Last week, Karzai called several hundred farmers from across the country to his palace and urged them to help switch the agricultural economy back from opium to wheat. In interviews afterward, however, rural leaders and agricultural experts said it would require substantial financial and technical aid for farmers to make the change.
"In my area, people have no choice but to grow poppies," said Mohammed Anwar, a member of parliament from Helmand province, the country's premier poppy-growing region. "Most of our farmers are poor. They don't have money to buy tractors or generator fuel. They don't have storage or irrigation facilities. With wheat, you have to water five or six times a season. With poppies, you water only once, and you earn so much more."
Only a small fraction of Afghanistan's arable land is planted with poppies, while about 90 percent is wheat. Last year, Afghan farmers had a good wheat yield of 5.6 million tons, but there was still a shortfall of half a million tons that had to be supplemented with Pakistani imports.
Tekeste Tekie, the senior official here for the U.N. Food and Agriculture Organization, said that with better seeds and more irrigation, Afghanistan should be able to feed itself. But he also said agricultural development has been neglected, with half the nation's farmland still dependent on rainfall and vulnerable to drought.
"Even if every acre was switched to wheat, there would still be shortages," Tekie said. The FAO is developing high-yield seeds in projects across the country, but more help is needed. "Agriculture has not been given the attention it deserves," he said, "but with these soaring prices, suddenly everyone is talking about it."
At the central flour market in Kabul, there is little evidence of a shortage. Laborers unload sack after sack of smuggled flour from Pakistani trucks, and warehouses are piled high with sacks labeled in English, Urdu and Russian.
But amid the bustle of apparent plenty wander figures of desperate want -- women in blue burqas clutching empty sacks, hovering next to cargo trucks and peering into gloomy warehouses, hoping to glean spilled flour from the floors.

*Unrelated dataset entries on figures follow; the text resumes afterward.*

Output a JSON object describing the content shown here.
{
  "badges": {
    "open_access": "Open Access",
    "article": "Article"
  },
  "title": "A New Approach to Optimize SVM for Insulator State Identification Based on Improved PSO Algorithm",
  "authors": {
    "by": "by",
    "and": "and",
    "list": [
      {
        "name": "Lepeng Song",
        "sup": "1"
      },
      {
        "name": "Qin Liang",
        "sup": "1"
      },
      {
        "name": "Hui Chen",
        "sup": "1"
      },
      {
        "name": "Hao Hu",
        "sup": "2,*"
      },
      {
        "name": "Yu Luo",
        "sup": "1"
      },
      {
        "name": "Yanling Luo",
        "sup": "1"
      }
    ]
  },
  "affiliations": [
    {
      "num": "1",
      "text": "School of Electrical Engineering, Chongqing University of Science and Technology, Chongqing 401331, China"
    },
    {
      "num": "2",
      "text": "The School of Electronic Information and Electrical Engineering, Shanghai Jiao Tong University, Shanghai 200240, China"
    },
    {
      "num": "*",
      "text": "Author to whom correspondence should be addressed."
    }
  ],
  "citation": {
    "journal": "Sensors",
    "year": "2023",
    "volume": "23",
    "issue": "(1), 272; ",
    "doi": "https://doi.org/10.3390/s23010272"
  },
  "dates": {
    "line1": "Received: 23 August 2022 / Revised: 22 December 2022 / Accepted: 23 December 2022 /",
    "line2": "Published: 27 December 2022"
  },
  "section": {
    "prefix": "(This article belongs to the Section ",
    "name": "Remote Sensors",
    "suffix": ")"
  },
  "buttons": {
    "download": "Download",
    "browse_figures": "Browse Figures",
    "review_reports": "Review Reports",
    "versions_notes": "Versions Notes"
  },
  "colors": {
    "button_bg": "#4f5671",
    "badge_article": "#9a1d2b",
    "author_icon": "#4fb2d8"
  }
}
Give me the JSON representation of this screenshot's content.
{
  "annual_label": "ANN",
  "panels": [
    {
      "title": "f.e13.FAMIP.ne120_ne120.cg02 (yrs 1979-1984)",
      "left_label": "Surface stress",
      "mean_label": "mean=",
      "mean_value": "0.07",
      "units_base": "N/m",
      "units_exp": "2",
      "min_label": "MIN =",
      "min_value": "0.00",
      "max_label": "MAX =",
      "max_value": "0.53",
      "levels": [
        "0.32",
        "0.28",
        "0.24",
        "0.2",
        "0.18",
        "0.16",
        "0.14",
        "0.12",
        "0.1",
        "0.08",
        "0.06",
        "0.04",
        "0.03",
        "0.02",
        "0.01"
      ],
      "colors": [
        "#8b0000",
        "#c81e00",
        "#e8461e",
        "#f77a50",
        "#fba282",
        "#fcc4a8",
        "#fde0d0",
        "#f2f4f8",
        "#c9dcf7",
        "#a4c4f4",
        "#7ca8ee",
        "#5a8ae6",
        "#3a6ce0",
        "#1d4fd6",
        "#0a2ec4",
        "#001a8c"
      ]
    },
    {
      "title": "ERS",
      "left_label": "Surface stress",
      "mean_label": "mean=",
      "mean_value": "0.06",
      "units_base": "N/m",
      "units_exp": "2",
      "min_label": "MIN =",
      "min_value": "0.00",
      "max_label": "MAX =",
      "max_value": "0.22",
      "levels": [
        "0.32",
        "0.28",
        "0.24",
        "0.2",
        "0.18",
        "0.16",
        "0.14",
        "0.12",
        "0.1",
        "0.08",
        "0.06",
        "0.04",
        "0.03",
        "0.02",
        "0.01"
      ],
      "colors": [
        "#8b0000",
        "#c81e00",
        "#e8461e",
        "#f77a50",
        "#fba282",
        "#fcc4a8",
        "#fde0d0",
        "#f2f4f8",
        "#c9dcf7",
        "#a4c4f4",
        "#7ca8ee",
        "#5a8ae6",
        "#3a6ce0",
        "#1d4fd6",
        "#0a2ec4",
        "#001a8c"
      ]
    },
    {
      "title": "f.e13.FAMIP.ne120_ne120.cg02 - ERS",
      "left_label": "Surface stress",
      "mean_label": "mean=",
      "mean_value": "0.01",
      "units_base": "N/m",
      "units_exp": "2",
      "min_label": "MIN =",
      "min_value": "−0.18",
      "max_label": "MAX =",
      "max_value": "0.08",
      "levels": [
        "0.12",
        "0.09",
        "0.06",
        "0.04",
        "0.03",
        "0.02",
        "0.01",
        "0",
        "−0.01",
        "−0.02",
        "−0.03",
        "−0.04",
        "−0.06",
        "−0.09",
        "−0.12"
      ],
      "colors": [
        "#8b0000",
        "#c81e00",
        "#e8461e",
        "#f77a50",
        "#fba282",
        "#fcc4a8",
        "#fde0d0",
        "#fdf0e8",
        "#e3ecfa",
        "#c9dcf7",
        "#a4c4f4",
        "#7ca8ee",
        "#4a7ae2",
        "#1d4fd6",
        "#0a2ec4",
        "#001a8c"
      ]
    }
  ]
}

"We used to sell wheat from Helmand in the south, from Kunduz in the north, but now their people come here to buy from us," said Abdul Wahab, a flour dealer. He ticked off a list of causes: the drought, the government, the poppy boom, the Pakistani mafia and NATO. "There are troops from 30 countries here, but they should worry less about al-Qaeda and more about rebuilding our country," Wahab said.
In the bakeries of Kabul, teams of heat-flushed workers still ply their ancestral skills with precise coordination. Sitting cross-legged on a platform, they are in constant motion. One man forms a dough ball, the next weighs it, the next flattens it, the next leans over the oven and slaps it in, then waits a few minutes and tosses it with tongs onto the fresh-baked stack.
Zabiullah, 21, the window man at the Sang Tarashi bakery and the son of the longtime owner, hands out flats of naan and drops crumpled bills into a wooden box. Surveying the fringe of early morning beggars, he shakes his head.
"In my whole life, even in the civil war, we did not see prices this high," he said. "Now the fighting is long over, but flour is three times higher. Some of our old customers come and ask, 'In the name of God, please give me some bread,' " he said sadly. "How can I refuse them?"